Friday, August 8, 2014
You Need to Fail
Long story short: I failed my driving test. Whoops. Apparently, I like to run over people on my left turns...
I was so upset after I left the DPS last week. Not only did I feel stupid, I was so embarrassed and it really made me feel like a baby. I already told my friends I would be driving! All I could think was, "How can I fail DRIVING? I'm such a child. My mom can't drive me around forever! I want a job. I want to see my friends, travel to and from school, pick up things from the store, ext..."
But after I calmed down, I realized that failing this test was not the end of the world. Okay, things have been made very inconvenient now that I have to wait to drive. But what did I learn?
I'm not perfect. I make mistakes. I have learned from these mistakes, and next time will do better.
My driving test is only one example out of many. Because this idea of failure as a good thing should be applied to all areas of life, your training especially.
I can not tell you how many attempts I have missed a lift. Or all the times I could hardly rep half of what I did a few days ago, just because I felt off.
I am not perfect, but I have grown stronger (physically, and mentally) through lots and lots of epic FAILS.
It is okay to not be able to give 100% effort in all your workouts, every single session, for the rest of your life. What people often forget is that this lifestyle of fitness that we chose is exactly that- a LIFESTYLE. Are you in a good mood EVERY day? Do your clothes fit right EVERY day, is your hair always looking good, do you never get stuck in traffic, do you always get along with your spouse?
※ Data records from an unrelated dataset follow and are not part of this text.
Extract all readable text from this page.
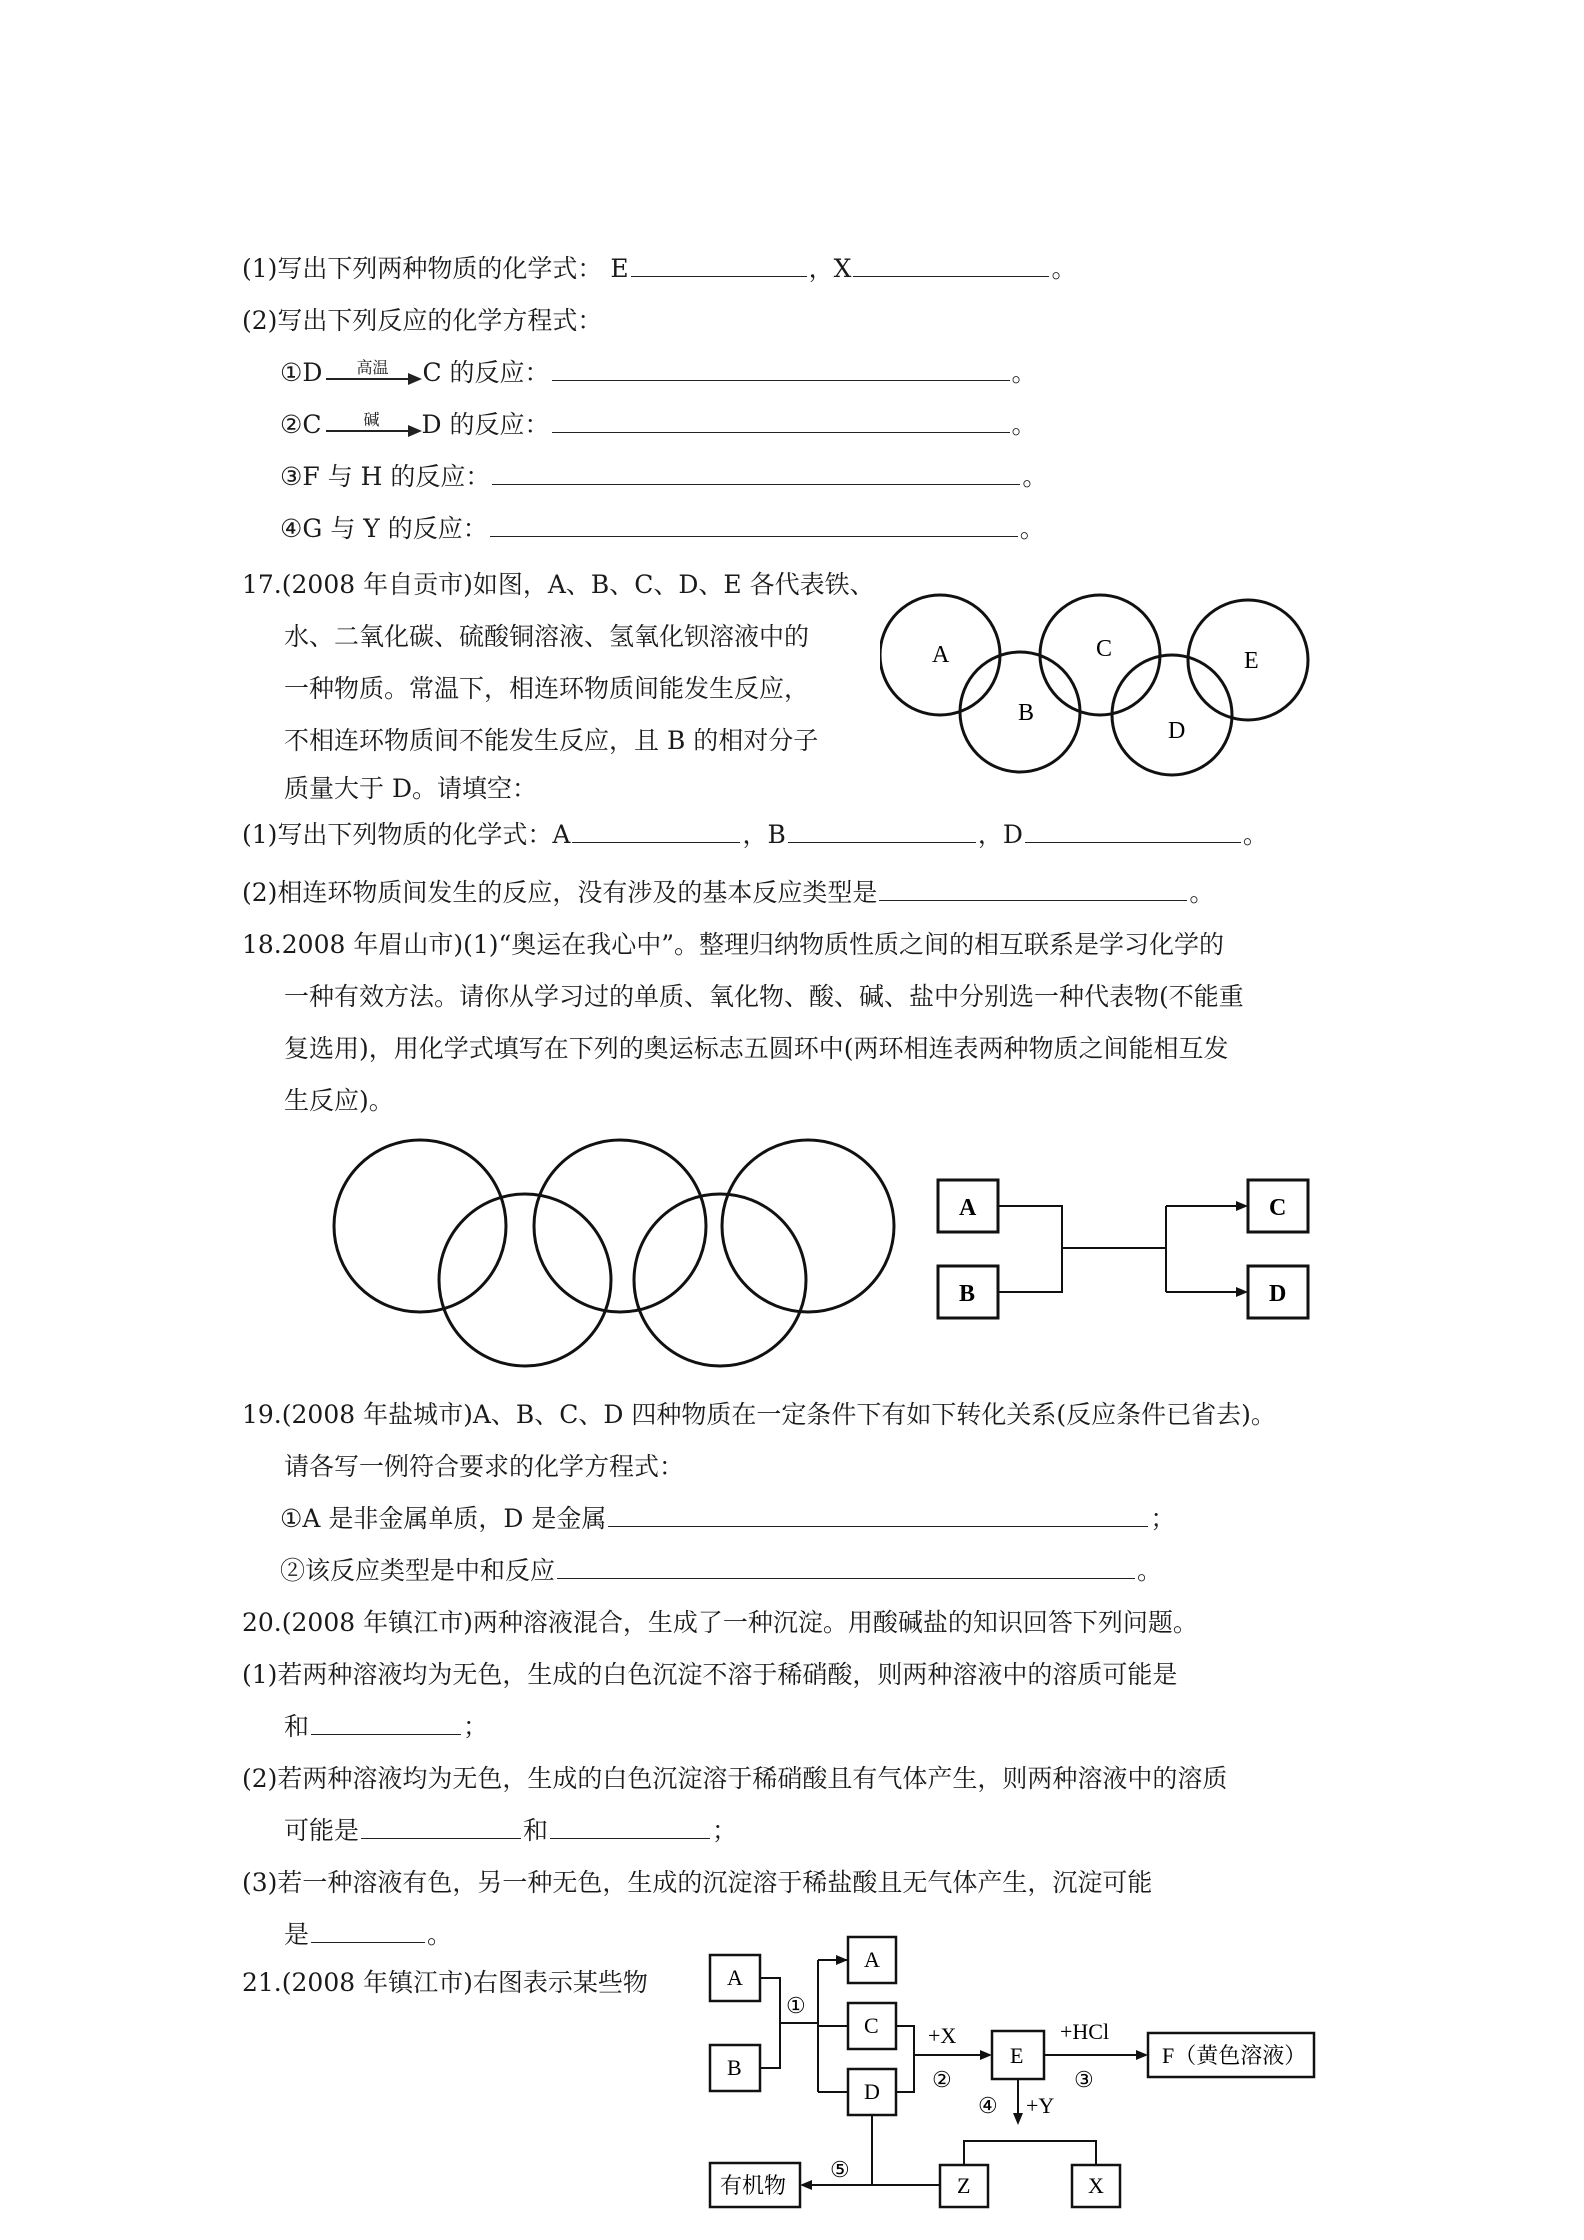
(1)写出下列两种物质的化学式： E	，X	。
(2)写出下列反应的化学方程式：
①D	高温	C 的反应：	。
②C	碱	D 的反应：	。
③F 与 H 的反应：	。
④G 与 Y 的反应：	。
17.(2008 年自贡市)如图，A、B、C、D、E 各代表铁、
水、二氧化碳、硫酸铜溶液、氢氧化钡溶液中的
一种物质。常温下，相连环物质间能发生反应，
不相连环物质间不能发生反应，且 B 的相对分子
质量大于 D。请填空：
A
B
C
D
E
(1)写出下列物质的化学式：A	，B	，D	。
(2)相连环物质间发生的反应，没有涉及的基本反应类型是	。
18.2008 年眉山市)(1)“奥运在我心中”。整理归纳物质性质之间的相互联系是学习化学的
一种有效方法。请你从学习过的单质、氧化物、酸、碱、盐中分别选一种代表物(不能重
复选用)，用化学式填写在下列的奥运标志五圆环中(两环相连表两种物质之间能相互发
生反应)。
A
B
C
D
19.(2008 年盐城市)A、B、C、D 四种物质在一定条件下有如下转化关系(反应条件已省去)。
请各写一例符合要求的化学方程式：
①A 是非金属单质，D 是金属	；
②该反应类型是中和反应	。
20.(2008 年镇江市)两种溶液混合，生成了一种沉淀。用酸碱盐的知识回答下列问题。
(1)若两种溶液均为无色，生成的白色沉淀不溶于稀硝酸，则两种溶液中的溶质可能是
和	；
(2)若两种溶液均为无色，生成的白色沉淀溶于稀硝酸且有气体产生，则两种溶液中的溶质
可能是	和	；
(3)若一种溶液有色，另一种无色，生成的沉淀溶于稀盐酸且无气体产生，沉淀可能
是	。
21.(2008 年镇江市)右图表示某些物	A
B
A
C
D
E	F（黄色溶液）
Z	X
有机物
①
②	③
④
⑤
+X	+HCl
+Y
Of course not! So why do so many of us expect that out of our gym life? What is important is not the few times you fail per say, but the fact that you succeed (or at least give it your all) MOST of the time.
It is perfectly fine to fail. In fact, it is even healthy... not getting what we want sometimes brings us back down to earth to enjoy a big slice of humble pie.
Stay motivated. Stay sane. And yes... fail a few times.
Have you ever failed, in training or otherwise?